After months of delays–and one very public withdrawal–the trans-Pacific trade deal officially has a start date. The rechristened Comprehensive and Progressive Agreement for Trans-Pacific Partnership will come into force on Dec. 30, thanks to a herculean effort by Japan and its Prime Minister Shinzo Abe. On Oct. 31, Australia became the sixth country after Japan, Mexico, Singapore, New Zealand and Canada to ratify the terms of the 11-nation agreement; Chile, Malaysia, Brunei, Peru and Vietnam are now on deck.
The deal sometimes called TPP-11 is on track to become one of the world’s largest-ever trade deals, covering 14% of world GDP and roughly 500 million people. Had the U.S. joined the original version of TPP planned under President Barack Obama’s “pivot” to Asia, it would have been even bigger–governing the trade terms of roughly 40% of the world’s economic output and presenting an undeniable challenge to China’s economic reach. However, President Donald Trump preferred to withdraw the U.S. from the deal when he took office and instead take on Beijing directly, launching a trade war with China that has steadily escalated throughout 2018.
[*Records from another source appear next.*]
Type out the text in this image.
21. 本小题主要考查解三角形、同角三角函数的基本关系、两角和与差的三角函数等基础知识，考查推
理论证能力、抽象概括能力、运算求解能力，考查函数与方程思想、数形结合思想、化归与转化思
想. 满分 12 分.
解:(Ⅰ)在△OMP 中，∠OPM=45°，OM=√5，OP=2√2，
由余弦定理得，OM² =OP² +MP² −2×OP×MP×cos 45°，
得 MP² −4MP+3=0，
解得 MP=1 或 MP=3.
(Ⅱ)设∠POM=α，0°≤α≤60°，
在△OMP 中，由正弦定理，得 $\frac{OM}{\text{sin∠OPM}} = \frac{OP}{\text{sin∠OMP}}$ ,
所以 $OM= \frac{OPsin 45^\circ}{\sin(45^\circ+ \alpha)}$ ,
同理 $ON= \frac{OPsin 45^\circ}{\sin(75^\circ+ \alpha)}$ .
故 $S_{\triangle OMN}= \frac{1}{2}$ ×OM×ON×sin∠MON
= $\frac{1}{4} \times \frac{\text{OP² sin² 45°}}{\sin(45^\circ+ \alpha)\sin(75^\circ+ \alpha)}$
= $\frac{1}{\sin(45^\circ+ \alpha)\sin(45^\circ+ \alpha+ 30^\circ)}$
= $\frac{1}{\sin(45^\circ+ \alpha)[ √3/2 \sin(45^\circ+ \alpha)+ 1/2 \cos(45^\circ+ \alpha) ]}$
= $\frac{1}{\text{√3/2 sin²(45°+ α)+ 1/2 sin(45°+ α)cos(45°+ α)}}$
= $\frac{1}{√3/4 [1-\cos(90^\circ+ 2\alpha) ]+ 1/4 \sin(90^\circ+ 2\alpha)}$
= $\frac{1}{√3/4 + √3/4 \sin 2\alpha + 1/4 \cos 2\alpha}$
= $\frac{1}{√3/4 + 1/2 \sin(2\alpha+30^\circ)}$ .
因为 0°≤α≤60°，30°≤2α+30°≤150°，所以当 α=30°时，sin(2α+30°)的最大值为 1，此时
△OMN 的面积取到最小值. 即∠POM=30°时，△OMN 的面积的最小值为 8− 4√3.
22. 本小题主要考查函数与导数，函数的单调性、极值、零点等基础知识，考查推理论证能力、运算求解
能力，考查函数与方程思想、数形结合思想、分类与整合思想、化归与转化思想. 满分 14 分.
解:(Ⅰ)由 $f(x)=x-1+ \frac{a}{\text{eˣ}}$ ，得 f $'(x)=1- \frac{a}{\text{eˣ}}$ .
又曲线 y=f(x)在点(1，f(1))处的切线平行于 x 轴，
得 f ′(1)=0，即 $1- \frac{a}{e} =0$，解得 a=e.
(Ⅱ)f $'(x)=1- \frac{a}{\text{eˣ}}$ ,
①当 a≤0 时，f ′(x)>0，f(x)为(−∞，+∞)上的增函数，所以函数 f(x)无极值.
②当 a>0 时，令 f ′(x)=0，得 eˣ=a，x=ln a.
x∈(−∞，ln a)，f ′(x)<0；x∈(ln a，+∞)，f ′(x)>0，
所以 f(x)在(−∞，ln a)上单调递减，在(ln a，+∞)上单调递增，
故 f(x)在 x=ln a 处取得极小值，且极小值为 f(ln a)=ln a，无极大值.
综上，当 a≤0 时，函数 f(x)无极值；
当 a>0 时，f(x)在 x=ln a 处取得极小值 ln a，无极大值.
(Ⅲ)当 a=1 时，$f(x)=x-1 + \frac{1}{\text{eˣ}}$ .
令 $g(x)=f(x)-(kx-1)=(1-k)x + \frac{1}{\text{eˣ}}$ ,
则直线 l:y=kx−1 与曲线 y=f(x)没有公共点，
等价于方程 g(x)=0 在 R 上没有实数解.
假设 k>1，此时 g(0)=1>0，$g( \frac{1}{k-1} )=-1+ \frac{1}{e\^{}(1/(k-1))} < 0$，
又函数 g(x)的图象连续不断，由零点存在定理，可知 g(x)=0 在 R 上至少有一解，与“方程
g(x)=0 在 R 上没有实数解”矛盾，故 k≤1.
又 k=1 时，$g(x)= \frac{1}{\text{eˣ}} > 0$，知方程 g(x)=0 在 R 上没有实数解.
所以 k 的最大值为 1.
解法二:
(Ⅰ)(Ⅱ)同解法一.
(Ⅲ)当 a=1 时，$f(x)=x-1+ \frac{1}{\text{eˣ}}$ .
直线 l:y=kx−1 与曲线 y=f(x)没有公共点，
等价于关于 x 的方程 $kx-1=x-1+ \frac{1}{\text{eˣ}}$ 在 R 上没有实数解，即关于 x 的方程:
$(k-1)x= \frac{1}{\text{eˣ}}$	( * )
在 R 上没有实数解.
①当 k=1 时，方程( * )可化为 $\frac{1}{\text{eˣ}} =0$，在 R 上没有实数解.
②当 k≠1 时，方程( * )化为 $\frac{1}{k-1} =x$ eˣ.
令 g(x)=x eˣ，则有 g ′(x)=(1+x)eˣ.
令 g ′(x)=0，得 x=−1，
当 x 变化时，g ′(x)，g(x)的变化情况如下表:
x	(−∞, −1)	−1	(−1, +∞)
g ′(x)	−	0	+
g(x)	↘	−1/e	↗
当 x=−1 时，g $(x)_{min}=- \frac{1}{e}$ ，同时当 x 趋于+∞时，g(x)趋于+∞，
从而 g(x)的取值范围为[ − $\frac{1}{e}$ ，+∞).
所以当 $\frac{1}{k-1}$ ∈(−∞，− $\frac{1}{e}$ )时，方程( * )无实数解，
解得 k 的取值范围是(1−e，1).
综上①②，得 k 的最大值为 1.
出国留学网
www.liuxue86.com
For those committed to free trade, a deal is always better than no deal, especially when it covers a combined $10 trillion of GDP. But while TPP-11 will help lower barriers and improve cooperation among the signatories, it will do very little to check the collateral damage of the current U.S.-China trade war. The U.S. and China remain the world’s two largest economies, and any bilateral tensions between them will inevitably have major knock-on effects on the rest of the global economy. A trans-Pacific trade deal does little to change that reality.
That remains true even if the U.K. signs up to join the trade deal once it has left the E.U. next year; Abe said in October that he would welcome Britain with “open arms.” The added presence of the world’s fifth-largest economy and a major importer would certainly add ballast to TPP-11. But the U.K. has nowhere near the economic heft of the U.S. and would presumably still be suffering from its breakup hangover with its own closest trading partner, the E.U.
Ironically, a country that could provide this deal with that much needed economic weight would be China. China has been quietly toying with the idea of joining the trans-Pacific deal over the long run, having little interest in being left out of consequential economic architecture in Asia. Chinese media reported in October that Beijing was exploring the possibilities of a deal it previously called too complex to consider joining.
It’s hard to see China agreeing to the deal’s current requirements on issues like labor rights and intellectual-property protections. But if TPP-11 begins to deliver on its economic promise, China will not want to miss out and will begin exploring space for compromise. Japan may welcome the possibility of China’s joining up, seeing it as an opportunity to constructively shape Beijing’s approach to global trade norms and rules. And the more countries join–Colombia, Indonesia, Thailand and South Korea have all indicated interest–the more attractive signing up for the new trade deal becomes for China.
But that’s many years down the road, with plenty of thorny negotiations to overcome. And much depends on how the U.S.-China trade war plays out. The forward momentum of TPP-11 is proof that other countries are attempting to hedge. But there’s no real way to reverse the demise of what was once a global free market.